Il y a quelque chose de fascinant qui se passe en ce moment.
Les gens retournent tranquillement pas vite aux valeurs de la terre.
Et je ne parle pas seulement de planter trois tomates stressées dans un pot Ikea sur un balcon qui donne sur un stationnement du Costco.
Non.
Je parle du grand retour du rêve pastoral moderne.
Le même gars qui, en 2018, ne savait pas faire cuire un œuf sans consulter YouTube possède maintenant :
- deux poules,
- un levain nommé « Gérard »,
- des opinions très fortes sur le compost brun versus le compost vert,
- et un chandail en laine beige qui coûte plus cher qu’un paiement d’auto.
Avant, les gens voulaient une piscine creusée.
Aujourd’hui, ils veulent :
« un petit terrain simple avec des poules, des fines herbes pis la paix ».
La paix.
Le fameux luxe moderne.
Parce qu’après des années à courir partout comme des hamsters caféinés, plusieurs réalisent soudainement qu’ils ne sont peut-être pas nés pour répondre à des courriels Teams à 22 h 14 en mangeant une barre tendre au-dessus de l’évier.
On dirait qu’on revient collectivement à quelque chose de plus humain.
Plus lent.
Plus vrai.
Même les réseaux sociaux ont changé.
Avant : photos de champagne dans un club à Miami.

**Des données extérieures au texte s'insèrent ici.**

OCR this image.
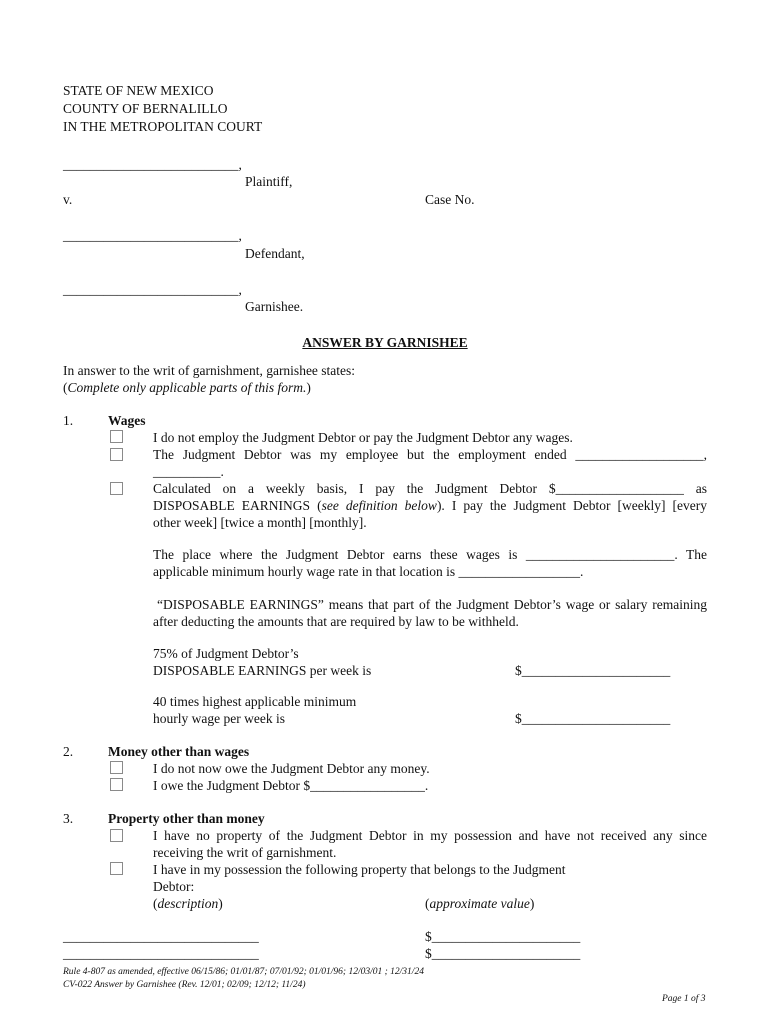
STATE OF NEW MEXICO
COUNTY OF BERNALILLO
IN THE METROPOLITAN COURT
__________________________,
Plaintiff,
v.	Case No.
__________________________,
Defendant,
__________________________,
Garnishee.
ANSWER BY GARNISHEE
In answer to the writ of garnishment, garnishee states:
(Complete only applicable parts of this form.)
1.	Wages
I do not employ the Judgment Debtor or pay the Judgment Debtor any wages.
The Judgment Debtor was my employee but the employment ended ___________________,
__________.
Calculated on a weekly basis, I pay the Judgment Debtor $___________________ as
DISPOSABLE EARNINGS (see definition below). I pay the Judgment Debtor [weekly] [every
other week] [twice a month] [monthly].
The place where the Judgment Debtor earns these wages is ______________________. The
applicable minimum hourly wage rate in that location is __________________.
“DISPOSABLE EARNINGS” means that part of the Judgment Debtor’s wage or salary remaining
after deducting the amounts that are required by law to be withheld.
75% of Judgment Debtor’s
DISPOSABLE EARNINGS per week is	$______________________
40 times highest applicable minimum
hourly wage per week is	$______________________
2.	Money other than wages
I do not now owe the Judgment Debtor any money.
I owe the Judgment Debtor $_________________.
3.	Property other than money
I have no property of the Judgment Debtor in my possession and have not received any since
receiving the writ of garnishment.
I have in my possession the following property that belongs to the Judgment
Debtor:
(description)	(approximate value)
_____________________________	$______________________
_____________________________	$______________________
Rule 4-807 as amended, effective 06/15/86; 01/01/87; 07/01/92; 01/01/96; 12/03/01 ; 12/31/24
CV-022 Answer by Garnishee (Rev. 12/01; 02/09; 12/12; 11/24)
Page 1 of 3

Aujourd’hui : une femme filme ses betteraves avec une musique folklorique douce en écrivant : « La terre nous apprend la patience. »
Et le pire ?
Ça fonctionne.
On regarde ça pendant 14 minutes avec une émotion inexplicable.

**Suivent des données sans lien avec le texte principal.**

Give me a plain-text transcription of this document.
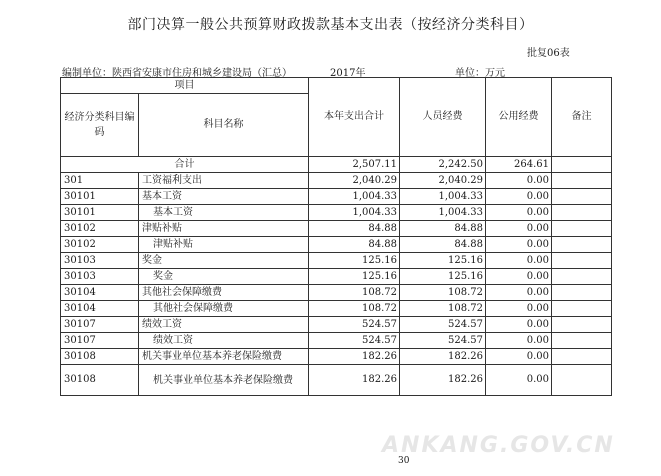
部门决算一般公共预算财政拨款基本支出表（按经济分类科目）
批复06表
编制单位：陕西省安康市住房和城乡建设局（汇总）	2017年	单位：万元
项目		本年支出合计	人员经费	公用经费	备注
经济分类科目编码	科目名称				
合计		2,507.11	2,242.50	264.61	
301	工资福利支出	2,040.29	2,040.29	0.00	
30101	基本工资	1,004.33	1,004.33	0.00	
30101	基本工资	1,004.33	1,004.33	0.00	
30102	津贴补贴	84.88	84.88	0.00	
30102	津贴补贴	84.88	84.88	0.00	
30103	奖金	125.16	125.16	0.00	
30103	奖金	125.16	125.16	0.00	
30104	其他社会保障缴费	108.72	108.72	0.00	
30104	其他社会保障缴费	108.72	108.72	0.00	
30107	绩效工资	524.57	524.57	0.00	
30107	绩效工资	524.57	524.57	0.00	
30108	机关事业单位基本养老保险缴费	182.26	182.26	0.00	
30108	机关事业单位基本养老保险缴费	182.26	182.26	0.00	
ANKANG.GOV.CN
30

Je pense qu’au fond, les humains sont fatigués du plastique.
Fatigués du bruit.
Fatigués des horaires remplis au point où prendre un rendez-vous chez le dentiste ressemble à organiser un sommet du G7.
Alors tranquillement, les gens reviennent vers :
- le jardinage,
- les marchés locaux,
- les recettes de grand-mère,
- les conserves,
- les promenades,
- les chandails de laine qui piquent,
- et les phrases comme : « Les tomates de l’épicerie goûtent rien. »
Phrase qui transforme automatiquement n’importe quel adulte en fermier philosophe.
Mais soyons honnêtes…
Le retour à la terre moderne reste quand même un peu drôle.
Parce que plusieurs veulent « vivre simplement », mais avec :
- le Wi-Fi haute vitesse,
- un bain thérapeutique,
- Amazon Prime,
- et un tracteur esthétique pour Instagram.
On veut traire une chèvre… mais avec un bon éclairage naturel.
On veut couper du bois… mais pas quand il fait trop froid.
On veut être autonomes… mais à dix minutes d’un Starbucks.
L’être humain est cohérent à sa façon.
Et malgré l’humour, je trouve ça beau.
Parce qu’au fond, ce retour vers la terre, ce n’est pas juste une mode Pinterest avec des pots Mason.
C’est peut-être une fatigue collective du faux.
Une envie de retrouver quelque chose qui ne sonne pas artificiel.
Quelque chose qui pousse lentement.
Quelque chose qu’on touche avec nos mains.
Quelque chose qui ne demande pas un mot de passe.
Peut-être qu’après avoir passé des années à courir après « toujours plus », les gens réalisent que le bonheur ressemblait davantage à :
- du pain chaud,
- des mains sales,
- du silence,
- un jardin imparfait,
- et des tomates croches qui goûtent enfin quelque chose.
Et honnêtement… Si la société peut ralentir un peu grâce à des carottes bio et des poules qui s’appellent Ginette… je pense qu’on n’est peut-être pas complètement perdus.